Wednesday, 24 April 2013

Outmanoeuvring Depression

I was amused to re-read a report of a study which found no difference in outcome between those depressed people who exercised and those who did not. Why (wryly) amusing?

That exercise is effective treatment for relieving depression has become a recent shibboleth. And it's proponents will not take this lying down.

When it comes to neuroses in particular and mental illness in general, many things recommended have not been conclusively established as particularly efficacious.

Something to do with the psychosomatic or placebo effect of intervention. Subjectivity is usually king and has been allowed to bleed senselessly (or been used) to establish an efficacy not borne out in the cold light of day.

So, if people say repeatedly banging their heads against a brick wall, makes them feel better then that is often taken as evidence of positive potency. Well, you can't argue with people insisting it is valuable, because it helped them, can you? Too often, personal advocacy borne of desperation, helps shield methods from rigourous scrutiny.

The amusing thing is how this got started. Exercise is not a particularly promising way of treating depression. One of the latter's most notorious symptoms is a compromise or even loss of one's instinct and desire to move.

This is not, as is easy to assume, because one has become lazy due a nervous system set on standby. It's more down the exhaustion of a permanently overwrought, therefore overworked system. Heavy emotions such as panic, anxiety, fear, trauma, loss, grief and so on tax your central nervous system especially, meaning less available energy.

It is a shock to learn the very thing you think you think is the problem, doing too little is actually the product of nervous overload. And that what you need to do is make your mere existence less like hard work and more like neutral.

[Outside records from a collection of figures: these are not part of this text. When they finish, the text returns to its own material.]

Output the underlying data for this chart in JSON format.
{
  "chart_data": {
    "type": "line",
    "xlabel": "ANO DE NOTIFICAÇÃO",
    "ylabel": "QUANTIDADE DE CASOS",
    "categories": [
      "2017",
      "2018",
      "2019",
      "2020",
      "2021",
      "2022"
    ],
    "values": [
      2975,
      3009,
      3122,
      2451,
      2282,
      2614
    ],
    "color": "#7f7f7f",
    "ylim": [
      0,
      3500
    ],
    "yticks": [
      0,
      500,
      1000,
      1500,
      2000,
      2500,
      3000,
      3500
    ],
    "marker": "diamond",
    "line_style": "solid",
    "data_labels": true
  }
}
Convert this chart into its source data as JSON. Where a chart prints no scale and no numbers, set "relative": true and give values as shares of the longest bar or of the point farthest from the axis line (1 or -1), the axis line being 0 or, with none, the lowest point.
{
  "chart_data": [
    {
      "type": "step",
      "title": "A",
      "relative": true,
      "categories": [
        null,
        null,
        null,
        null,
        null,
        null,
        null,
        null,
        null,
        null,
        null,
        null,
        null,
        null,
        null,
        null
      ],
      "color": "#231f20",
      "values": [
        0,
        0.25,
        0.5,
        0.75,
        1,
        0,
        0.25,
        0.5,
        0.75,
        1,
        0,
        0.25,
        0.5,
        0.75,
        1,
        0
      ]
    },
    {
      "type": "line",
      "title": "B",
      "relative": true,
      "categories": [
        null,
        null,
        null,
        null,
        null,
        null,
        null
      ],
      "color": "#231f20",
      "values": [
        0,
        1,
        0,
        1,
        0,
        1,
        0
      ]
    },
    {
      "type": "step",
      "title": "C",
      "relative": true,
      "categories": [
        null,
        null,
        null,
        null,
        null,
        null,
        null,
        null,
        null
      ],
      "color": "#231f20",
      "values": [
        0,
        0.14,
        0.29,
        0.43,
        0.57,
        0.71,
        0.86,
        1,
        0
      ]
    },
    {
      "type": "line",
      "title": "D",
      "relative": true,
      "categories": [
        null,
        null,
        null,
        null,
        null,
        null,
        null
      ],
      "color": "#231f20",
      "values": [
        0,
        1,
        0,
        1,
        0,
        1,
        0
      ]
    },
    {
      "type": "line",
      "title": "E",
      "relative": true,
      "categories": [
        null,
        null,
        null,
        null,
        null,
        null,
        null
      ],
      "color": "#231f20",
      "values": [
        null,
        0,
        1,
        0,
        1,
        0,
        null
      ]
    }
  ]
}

Whether it's specific; bringing resolution to as many unresolved traumas and dramas of the past as you can manage. And/or general i.e. re-training our normal state to one which is less nerve wracked. Learning to get less het up about things.

Releasing more energy from your stores isn't without meaning. This is probably along the lines of craving calorie dense foods (appetite) or increased energy demand (hunger) when one's mood is lowered.

Energy is clearly a central fact of your body's attempts to keep your head above water. 

There is a possibility that for some, mindless repetitive motion revives not just your instincts to move, but some aspect of your nervous function. It can help to dispel nervous energy that may otherwise be part of tiring out your system. Moving can mean a break from endless negative cycles of thought.

It should be tested more. Not just exercise. For all we know, simple physical movements may involve parts of the brain in ways that break up negative cycles of thought. 

Trouble is, for many, by the time you are depressed, your body, i.e. your muscles, bones even have already collected so much stress which only at that point translates into depression. If you have this response, it can make exercising deeply unpleasant, if not shattering experience.

It's possible that if it were viewed more objectively, exercise or physical movements could assist in diagnosis as well treatment even. If exercise/movement feels alright or good, it could be a different, less entrenched depression.  This could be down to more recent or current thinking/circumstances.

If exercise is more like an invasive assault, it could that your depression is more long term and more to do with having to be out of touch with your feelings over a longer period.

I'm speculating. My point is we'd do well to examine this in terms of movement, rather than the fitness mindset which clouds the issue.

It would be interesting to test aerobic type against healing based movement regimes such as yoga, tai chi, walking meditation and so forth. I daresay the latter might have a better effect on those who have to use their bodies a lot, i.e. low socio economic groups. The favouring of aerobic type motion speaks to the more office based.

That may even be what's making some of them down in the mouth.

I also have my suspicions about the instigator of this enthusiasm for exercise;
Melanie Chalder, of the University of Bristol's School of Social and Community Medicine, said: "Numerous studies have reported the positive effects of physical activity for people suffering with depression but our intervention was not an effective strategy for reducing symptoms. "However, it is important to note that increased physical activity is beneficial for people with other medical conditions such as obesity, diabetes and cardiovascular disease and, of course, these conditions can affect people with depression."
Well, there you are. It's one thing to be depressed. It's quite another to lose status. Which would be depressing in itself, right?